While inmates from the cities of Bluefield and Princeton also are housed in the regional system, the cost of paying for the incarceration of those inmates doesn’t fall on the cities, but instead the county.
“We work great with our municipalities,” Puckett said. “We are working well together on projects and infrastructure, but they aren’t mandated to pay the jail bill. The county pays for it all.”
If the commission continues to pay the full amount requested each month by the Regional Jail Authority, Puckett said the county would likely find itself in a major financial hole.
“Now the crazy part is we are already $100,000 over budget,” Puckett said. “So at best we are still going to have another $500,000 to pay between now and July 1 because that will be the end of the fiscal year.”

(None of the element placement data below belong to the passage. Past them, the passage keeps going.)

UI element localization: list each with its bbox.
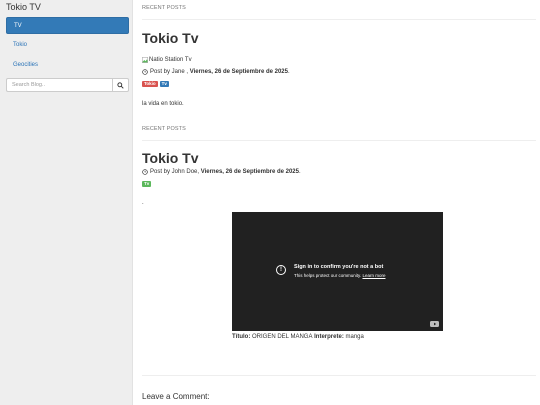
broken-image-icon — [142, 57, 148, 63]
video-subtext: This helps protect our community. Learn … — [294, 273, 385, 278]
sidebar: Tokio TV TV Tokio Geocities — [0, 0, 133, 405]
nav-item-tv[interactable]: TV — [6, 17, 129, 34]
alert-icon: ! — [276, 265, 286, 275]
post-body: la vida en tokio. — [142, 101, 184, 107]
video-heading: Sign in to confirm you're not a bot — [294, 264, 384, 270]
caption-title-label: Título: — [232, 334, 251, 340]
tag-tv[interactable]: Tv — [159, 81, 169, 87]
section-label: RECENT POSTS — [142, 126, 186, 132]
video-message: ! Sign in to confirm you're not a bot Th… — [276, 264, 385, 278]
divider — [142, 19, 536, 20]
caption-title-value: ORIGEN DEL MANGA — [252, 334, 313, 340]
clock-icon — [142, 69, 148, 75]
post-author: Post by Jane , — [150, 69, 189, 75]
post-title: Tokio Tv — [142, 30, 199, 46]
clock-icon — [142, 169, 148, 175]
post-meta: Post by John Doe, Viernes, 26 de Septiem… — [142, 169, 301, 175]
search-group — [6, 78, 129, 92]
brand-title[interactable]: Tokio TV — [6, 2, 41, 12]
post-image-alt: Natio Station Tv — [149, 57, 192, 63]
search-icon — [117, 81, 124, 89]
post-meta-suffix: . — [298, 169, 301, 175]
divider — [142, 140, 536, 141]
post-date: Viernes, 26 de Septiembre de 2025 — [200, 169, 299, 175]
sidebar-nav: TV Tokio Geocities — [6, 17, 129, 77]
tag-tv[interactable]: Tv — [142, 181, 152, 187]
caption-artist-value: manga — [345, 334, 364, 340]
search-button[interactable] — [112, 78, 129, 92]
post-title: Tokio Tv — [142, 150, 199, 166]
main-content: RECENT POSTS Tokio Tv Natio Station Tv P… — [142, 0, 536, 405]
caption-artist-label: Interprete: — [314, 334, 344, 340]
post-tags: Tv — [142, 181, 152, 187]
post-author: Post by John Doe, — [150, 169, 200, 175]
post-meta: Post by Jane , Viernes, 26 de Septiembre… — [142, 69, 290, 75]
learn-more-link[interactable]: Learn more — [362, 273, 385, 278]
search-input[interactable] — [6, 78, 112, 92]
section-label: RECENT POSTS — [142, 5, 186, 11]
video-caption: Título: ORIGEN DEL MANGA Interprete: man… — [232, 334, 364, 340]
youtube-icon[interactable] — [430, 321, 439, 327]
post-image: Natio Station Tv — [142, 57, 192, 63]
play-icon — [433, 322, 436, 326]
post-meta-suffix: . — [287, 69, 290, 75]
comments-heading: Leave a Comment: — [142, 392, 210, 401]
post-body: . — [142, 200, 144, 206]
nav-item-geocities[interactable]: Geocities — [6, 57, 129, 74]
video-embed[interactable]: ! Sign in to confirm you're not a bot Th… — [232, 212, 443, 331]
video-subtext-label: This helps protect our community. — [294, 273, 362, 278]
nav-item-tokio[interactable]: Tokio — [6, 37, 129, 54]
divider — [142, 375, 536, 376]
tag-tokio[interactable]: Tokio — [142, 81, 158, 87]
post-date: Viernes, 26 de Septiembre de 2025 — [189, 69, 288, 75]
post-tags: Tokio Tv — [142, 81, 169, 87]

While some counties may use opioid settlement dollars to pay for the monthly regional jail bill, Puckett said this is something he doesn’t agree with adding it isn’t an effective use of those dollars.
While home confinement and other alternative sentencing programs do save the county money, ultimately there are inmates who must be housed each month in the regional jail system pending trial.
“We save money by doing home incarceration,” Puckett said. “We save a significant sum of money by keeping people out of the jail.”
Ultimately it will be up to the West Virginia Legislature to solve the crisis, but Puckett said lawmakers to date have made little effort to address the exorbitant regional jail bills that are causing financial harm to the counties.
“The only revenue option we have is the tax payers,” he said. “And then what the Legislature will say is you have to live within your means. But how is that possible?”